ISLMABAD: Pakistan’s Energy Minister Ali Pervaiz Malik has stated that three shipments of petrol are scheduled to reach the country by Monday, as escalating tensions in the Middle East fuel worries about possible interruptions in fuel supply.
The minister made the statement during a meeting to review the evolving regional situation and its possible impact on Pakistan’s energy supplies and economy.
The meeting was attended by Sindh Chief Minister Murad Ali Shah, Finance Minister Muhammad Aurangzeb, Petroleum Minister Ali Pervaiz Malik, Sindh Home Minister Ziaul Hassan Lanjar, Chief Secretary Asif Hyder Shah, Secretary Energy Shuhab Ansari and other officials.
According to a statement issued by the Chief Minister’s office, Sindh Chief Minister Murad Ali Shah met with Finance Minister Muhammad Aurangzeb and Energy Minister Malik to review the evolving regional situation and assess its possible impact on Pakistan’s energy sector and overall economy.
The meeting discussed emergency energy conservation steps aimed at managing fuel consumption and ensuring the continuity of economic activity.
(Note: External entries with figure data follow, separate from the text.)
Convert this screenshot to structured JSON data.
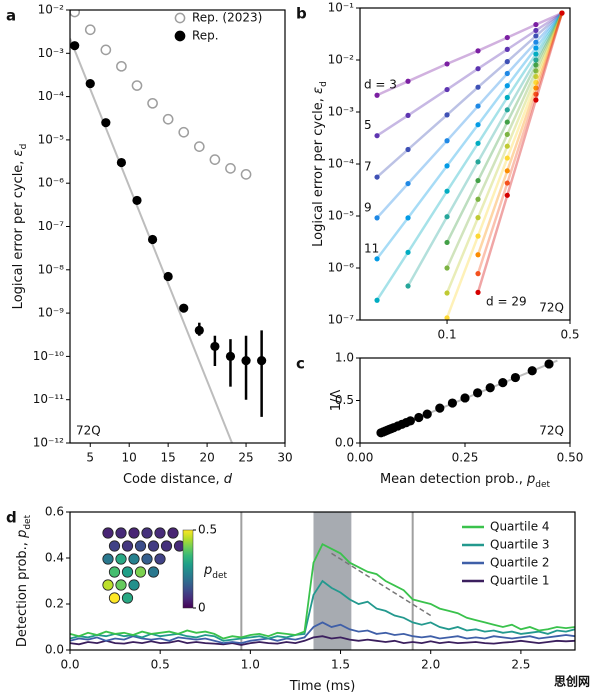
{
  "chart_data": [
    {
      "panel": "a",
      "type": "scatter",
      "xlabel": {
        "text": "Code distance, ",
        "var": "d"
      },
      "ylabel": {
        "text": "Logical error per cycle, ",
        "var": "ε",
        "sub": "d"
      },
      "xlim": [
        2.4,
        30
      ],
      "xticks": [
        5,
        10,
        15,
        20,
        25,
        30
      ],
      "yscale": "log",
      "ylim": [
        1e-12,
        0.01
      ],
      "yticks": [
        {
          "value": 1e-12,
          "label": "10⁻¹²"
        },
        {
          "value": 1e-11,
          "label": "10⁻¹¹"
        },
        {
          "value": 1e-10,
          "label": "10⁻¹⁰"
        },
        {
          "value": 1e-09,
          "label": "10⁻⁹"
        },
        {
          "value": 1e-08,
          "label": "10⁻⁸"
        },
        {
          "value": 1e-07,
          "label": "10⁻⁷"
        },
        {
          "value": 1e-06,
          "label": "10⁻⁶"
        },
        {
          "value": 1e-05,
          "label": "10⁻⁵"
        },
        {
          "value": 0.0001,
          "label": "10⁻⁴"
        },
        {
          "value": 0.001,
          "label": "10⁻³"
        },
        {
          "value": 0.01,
          "label": "10⁻²"
        }
      ],
      "annotation": "72Q",
      "annotation_loc": "lower left",
      "legend": "upper right",
      "series": [
        {
          "color": "#bdbdbd",
          "marker": "line",
          "x": [
            2.4,
            23.2
          ],
          "values": [
            0.0022,
            1e-12
          ]
        },
        {
          "name": "Rep. (2023)",
          "color": "#9e9e9e",
          "marker": "open",
          "x": [
            3,
            5,
            7,
            9,
            11,
            13,
            15,
            17,
            19,
            21,
            23,
            25
          ],
          "values": [
            0.009,
            0.0035,
            0.0012,
            0.0005,
            0.00018,
            7e-05,
            3e-05,
            1.5e-05,
            7e-06,
            3.5e-06,
            2.2e-06,
            1.6e-06
          ]
        },
        {
          "name": "Rep.",
          "color": "#000000",
          "marker": "filled",
          "x": [
            3,
            5,
            7,
            9,
            11,
            13,
            15,
            17,
            19,
            21,
            23,
            25,
            27
          ],
          "values": [
            0.0015,
            0.0002,
            2.5e-05,
            3e-06,
            4e-07,
            5e-08,
            7e-09,
            1.3e-09,
            4e-10,
            1.7e-10,
            1e-10,
            8e-11,
            8e-11
          ],
          "lower": [
            null,
            null,
            null,
            null,
            null,
            null,
            null,
            null,
            3e-10,
            6e-11,
            2e-11,
            1e-11,
            4e-12
          ],
          "upper": [
            null,
            null,
            null,
            null,
            null,
            null,
            null,
            null,
            6e-10,
            3e-10,
            2.5e-10,
            3e-10,
            4e-10
          ]
        }
      ]
    },
    {
      "panel": "b",
      "type": "scatter",
      "ylabel": {
        "text": "Logical error per cycle, ",
        "var": "ε",
        "sub": "d"
      },
      "xscale": "log",
      "xlim": [
        0.032,
        0.5
      ],
      "xticks": [
        0.1,
        0.5
      ],
      "yscale": "log",
      "ylim": [
        1e-07,
        0.1
      ],
      "yticks": [
        {
          "value": 1e-07,
          "label": "10⁻⁷"
        },
        {
          "value": 1e-06,
          "label": "10⁻⁶"
        },
        {
          "value": 1e-05,
          "label": "10⁻⁵"
        },
        {
          "value": 0.0001,
          "label": "10⁻⁴"
        },
        {
          "value": 0.001,
          "label": "10⁻³"
        },
        {
          "value": 0.01,
          "label": "10⁻²"
        },
        {
          "value": 0.1,
          "label": "10⁻¹"
        }
      ],
      "annotation": "72Q",
      "annotation_loc": "lower right",
      "series": [
        {
          "label": "d = 3",
          "color": "#7b1fa2",
          "marker": "dotline",
          "x": [
            0.04,
            0.06,
            0.1,
            0.15,
            0.22,
            0.32,
            0.45
          ],
          "values": [
            0.0021,
            0.0039,
            0.0084,
            0.015,
            0.027,
            0.048,
            0.08
          ]
        },
        {
          "label": "5",
          "color": "#5e35b1",
          "marker": "dotline",
          "x": [
            0.04,
            0.06,
            0.1,
            0.15,
            0.22,
            0.32,
            0.45
          ],
          "values": [
            0.00035,
            0.00086,
            0.0027,
            0.0068,
            0.016,
            0.037,
            0.08
          ]
        },
        {
          "label": "7",
          "color": "#3f51b5",
          "marker": "dotline",
          "x": [
            0.04,
            0.06,
            0.1,
            0.15,
            0.22,
            0.32,
            0.45
          ],
          "values": [
            5.6e-05,
            0.00019,
            0.00088,
            0.003,
            0.0093,
            0.029,
            0.08
          ]
        },
        {
          "label": "9",
          "color": "#1e88e5",
          "marker": "dotline",
          "x": [
            0.04,
            0.06,
            0.1,
            0.15,
            0.22,
            0.32,
            0.45
          ],
          "values": [
            9.2e-06,
            4.2e-05,
            0.00028,
            0.0013,
            0.0055,
            0.022,
            0.08
          ]
        },
        {
          "label": "11",
          "color": "#039be5",
          "marker": "dotline",
          "x": [
            0.04,
            0.06,
            0.1,
            0.15,
            0.22,
            0.32,
            0.45
          ],
          "values": [
            1.5e-06,
            9.2e-06,
            9.2e-05,
            0.00057,
            0.0032,
            0.017,
            0.08
          ]
        },
        {
          "color": "#00acc1",
          "marker": "dotline",
          "x": [
            0.04,
            0.06,
            0.1,
            0.15,
            0.22,
            0.32,
            0.45
          ],
          "values": [
            2.4e-07,
            2e-06,
            3e-05,
            0.00025,
            0.0019,
            0.013,
            0.08
          ]
        },
        {
          "color": "#26a69a",
          "marker": "dotline",
          "x": [
            0.06,
            0.1,
            0.15,
            0.22,
            0.32,
            0.45
          ],
          "values": [
            4.5e-07,
            9.7e-06,
            0.00011,
            0.0011,
            0.01,
            0.08
          ]
        },
        {
          "color": "#43a047",
          "marker": "dotline",
          "x": [
            0.1,
            0.15,
            0.22,
            0.32,
            0.45
          ],
          "values": [
            3.1e-06,
            4.8e-05,
            0.00064,
            0.008,
            0.08
          ]
        },
        {
          "color": "#7cb342",
          "marker": "dotline",
          "x": [
            0.1,
            0.15,
            0.22,
            0.32,
            0.45
          ],
          "values": [
            1e-06,
            2.1e-05,
            0.00037,
            0.0062,
            0.08
          ]
        },
        {
          "color": "#c0ca33",
          "marker": "dotline",
          "x": [
            0.1,
            0.15,
            0.22,
            0.32,
            0.45
          ],
          "values": [
            3.3e-07,
            9.3e-06,
            0.00022,
            0.0048,
            0.08
          ]
        },
        {
          "color": "#fdd835",
          "marker": "dotline",
          "x": [
            0.1,
            0.15,
            0.22,
            0.32,
            0.45
          ],
          "values": [
            1.1e-07,
            4.1e-06,
            0.00013,
            0.0037,
            0.08
          ]
        },
        {
          "color": "#fb8c00",
          "marker": "dotline",
          "x": [
            0.15,
            0.22,
            0.32,
            0.45
          ],
          "values": [
            1.8e-06,
            7.4e-05,
            0.0029,
            0.08
          ]
        },
        {
          "color": "#f4511e",
          "marker": "dotline",
          "x": [
            0.15,
            0.22,
            0.32,
            0.45
          ],
          "values": [
            7.8e-07,
            4.3e-05,
            0.0022,
            0.08
          ]
        },
        {
          "label": "d = 29",
          "color": "#d50000",
          "marker": "dotline",
          "x": [
            0.15,
            0.22,
            0.32,
            0.45
          ],
          "values": [
            3.4e-07,
            2.5e-05,
            0.0017,
            0.08
          ]
        }
      ]
    },
    {
      "panel": "c",
      "type": "scatter",
      "xlabel": {
        "text": "Mean detection prob., ",
        "var": "p",
        "sub": "det"
      },
      "ylabel": {
        "text": "1/Λ"
      },
      "xlim": [
        0,
        0.5
      ],
      "xticks": [
        {
          "value": 0,
          "label": "0.00"
        },
        0.25,
        {
          "value": 0.5,
          "label": "0.50"
        }
      ],
      "ylim": [
        0,
        1
      ],
      "yticks": [
        {
          "value": 0,
          "label": "0.0"
        },
        0.5,
        {
          "value": 1,
          "label": "1.0"
        }
      ],
      "annotation": "72Q",
      "annotation_loc": "lower right",
      "series": [
        {
          "color": "#bdbdbd",
          "marker": "line",
          "x": [
            0.04,
            0.47
          ],
          "values": [
            0.1,
            0.97
          ]
        },
        {
          "color": "#000000",
          "marker": "filled",
          "x": [
            0.05,
            0.055,
            0.06,
            0.065,
            0.07,
            0.075,
            0.08,
            0.09,
            0.1,
            0.11,
            0.12,
            0.14,
            0.16,
            0.19,
            0.22,
            0.25,
            0.28,
            0.31,
            0.34,
            0.37,
            0.41,
            0.45
          ],
          "values": [
            0.12,
            0.13,
            0.14,
            0.15,
            0.16,
            0.17,
            0.18,
            0.2,
            0.22,
            0.24,
            0.26,
            0.3,
            0.34,
            0.41,
            0.47,
            0.53,
            0.59,
            0.65,
            0.71,
            0.77,
            0.85,
            0.93
          ]
        }
      ]
    },
    {
      "panel": "d",
      "type": "line",
      "xlabel": {
        "text": "Time (ms)"
      },
      "ylabel": {
        "text": "Detection prob., ",
        "var": "p",
        "sub": "det"
      },
      "xlim": [
        0,
        2.8
      ],
      "xticks": [
        {
          "value": 0,
          "label": "0.0"
        },
        0.5,
        {
          "value": 1,
          "label": "1.0"
        },
        1.5,
        {
          "value": 2,
          "label": "2.0"
        },
        2.5
      ],
      "ylim": [
        0,
        0.6
      ],
      "yticks": [
        {
          "value": 0,
          "label": "0.0"
        },
        0.2,
        0.4,
        0.6
      ],
      "legend": "upper right",
      "vlines": [
        0.95,
        1.9
      ],
      "span": [
        1.35,
        1.56
      ],
      "guide": {
        "x": [
          1.45,
          2.0
        ],
        "values": [
          0.42,
          0.15
        ]
      },
      "x": [
        0,
        0.05,
        0.1,
        0.15,
        0.2,
        0.25,
        0.3,
        0.35,
        0.4,
        0.45,
        0.5,
        0.55,
        0.6,
        0.65,
        0.7,
        0.75,
        0.8,
        0.85,
        0.9,
        0.95,
        1.0,
        1.05,
        1.1,
        1.15,
        1.2,
        1.25,
        1.3,
        1.35,
        1.4,
        1.45,
        1.5,
        1.55,
        1.6,
        1.65,
        1.7,
        1.75,
        1.8,
        1.85,
        1.9,
        1.95,
        2.0,
        2.05,
        2.1,
        2.15,
        2.2,
        2.25,
        2.3,
        2.35,
        2.4,
        2.45,
        2.5,
        2.55,
        2.6,
        2.65,
        2.7,
        2.75,
        2.8
      ],
      "series": [
        {
          "name": "Quartile 4",
          "color": "#3ac24c",
          "values": [
            0.07,
            0.06,
            0.075,
            0.065,
            0.08,
            0.07,
            0.075,
            0.065,
            0.08,
            0.07,
            0.075,
            0.08,
            0.07,
            0.085,
            0.075,
            0.08,
            0.07,
            0.05,
            0.06,
            0.055,
            0.065,
            0.07,
            0.06,
            0.075,
            0.07,
            0.065,
            0.08,
            0.38,
            0.46,
            0.44,
            0.42,
            0.38,
            0.36,
            0.34,
            0.33,
            0.3,
            0.28,
            0.26,
            0.22,
            0.21,
            0.2,
            0.18,
            0.17,
            0.16,
            0.14,
            0.13,
            0.12,
            0.11,
            0.1,
            0.11,
            0.09,
            0.1,
            0.085,
            0.09,
            0.1,
            0.095,
            0.1
          ]
        },
        {
          "name": "Quartile 3",
          "color": "#23998e",
          "values": [
            0.05,
            0.06,
            0.055,
            0.065,
            0.06,
            0.07,
            0.06,
            0.065,
            0.055,
            0.07,
            0.06,
            0.065,
            0.07,
            0.06,
            0.055,
            0.065,
            0.06,
            0.04,
            0.045,
            0.05,
            0.055,
            0.06,
            0.05,
            0.06,
            0.055,
            0.065,
            0.07,
            0.24,
            0.3,
            0.27,
            0.25,
            0.22,
            0.2,
            0.21,
            0.18,
            0.17,
            0.15,
            0.14,
            0.12,
            0.11,
            0.12,
            0.1,
            0.09,
            0.1,
            0.085,
            0.09,
            0.08,
            0.085,
            0.075,
            0.08,
            0.07,
            0.075,
            0.08,
            0.07,
            0.085,
            0.08,
            0.09
          ]
        },
        {
          "name": "Quartile 2",
          "color": "#3f5fa8",
          "values": [
            0.04,
            0.05,
            0.045,
            0.055,
            0.04,
            0.05,
            0.045,
            0.06,
            0.05,
            0.045,
            0.05,
            0.04,
            0.055,
            0.05,
            0.045,
            0.05,
            0.04,
            0.03,
            0.035,
            0.03,
            0.04,
            0.045,
            0.05,
            0.04,
            0.05,
            0.045,
            0.055,
            0.1,
            0.12,
            0.1,
            0.11,
            0.09,
            0.08,
            0.085,
            0.07,
            0.075,
            0.065,
            0.07,
            0.06,
            0.055,
            0.06,
            0.05,
            0.055,
            0.06,
            0.05,
            0.055,
            0.05,
            0.06,
            0.055,
            0.05,
            0.055,
            0.06,
            0.05,
            0.055,
            0.06,
            0.065,
            0.06
          ]
        },
        {
          "name": "Quartile 1",
          "color": "#3b1f5e",
          "values": [
            0.03,
            0.025,
            0.035,
            0.03,
            0.04,
            0.03,
            0.028,
            0.035,
            0.03,
            0.038,
            0.03,
            0.032,
            0.04,
            0.03,
            0.035,
            0.03,
            0.028,
            0.025,
            0.03,
            0.022,
            0.03,
            0.035,
            0.03,
            0.028,
            0.035,
            0.03,
            0.04,
            0.055,
            0.06,
            0.05,
            0.055,
            0.045,
            0.04,
            0.045,
            0.04,
            0.035,
            0.04,
            0.03,
            0.035,
            0.03,
            0.038,
            0.03,
            0.035,
            0.03,
            0.032,
            0.035,
            0.03,
            0.028,
            0.032,
            0.035,
            0.04,
            0.035,
            0.03,
            0.035,
            0.04,
            0.038,
            0.04
          ]
        }
      ],
      "inset": {
        "label": {
          "var": "p",
          "sub": "det"
        },
        "clim": [
          0,
          0.5
        ],
        "cticks": [
          0,
          0.5
        ],
        "values": [
          [
            0.05,
            0.06,
            0.05,
            0.07,
            0.06,
            0.05
          ],
          [
            0.1,
            0.08,
            0.12,
            0.09,
            0.07,
            0.06
          ],
          [
            0.2,
            0.3,
            0.22,
            0.15,
            0.1
          ],
          [
            0.35,
            0.28,
            0.4,
            0.2
          ],
          [
            0.45,
            0.38,
            0.25
          ],
          [
            0.5,
            0.3
          ]
        ]
      }
    }
  ],
  "watermark": "思创网"
}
Officials expressed concern over the possibility of fuel hoarding at petrol pumps, according to the statement.
“The meeting received a detailed briefing on rising global oil prices and the country’s current fuel reserves. Federal officials warned that if the Middle East conflict escalates further, crude oil prices could reach $120 per barrel, putting additional pressure on Pakistan’s economy,” it said.
The delegation was further informed that Qatar had issued a force majeure declaration that could potentially affect LNG supplies, adding to existing energy concerns.
To ensure the smooth availability of fuel, the federal government is working with provincial authorities to develop a joint strategy for monitoring fuel stocks and supply.
Minister Ali Pervaiz Malik stressed that fuel conservation measures are essential to ensure existing reserves last longer and remain available for critical sectors.
During the meeting, Finance Minister Muhammad Aurangzeb said the government is closely monitoring global energy markets and preparing contingency plans to mitigate the financial impact of rising oil prices.
“If crude oil prices surge significantly, Pakistan’s monthly oil import bill could increase by up to $600 million, putting pressure on the country’s external account,” he added.
The statement also noted that officials highlighted intensified diplomatic engagement with Saudi Arabia, Oman, and the United Arab Emirates to secure alternative fuel supplies through routes outside the Strait of Hormuz.
The meeting further decided to strengthen coordination between federal and provincial authorities to prevent hoarding and ensure the smooth distribution of fuel across the country.
According to officials present at the meeting, the government is also planning to seek relief in the petroleum levy during upcoming discussions with the International Monetary Fund (IMF) to ease the financial burden on consumers.
Iran has also closed the Strait of Hormuz following airstrikes by the United States and Israel last week, halting the movement of oil supplies to several countries.
As a result, crude oil prices on Friday posted their strongest weekly gain since the extreme volatility seen during the COVID-19 pandemic in spring 2020, as shipping and energy exports through the vital waterway were disrupted.
Amid the worsening supply situation, the government sharply increased petrol and diesel prices by Rs55 per litre, or about 20%.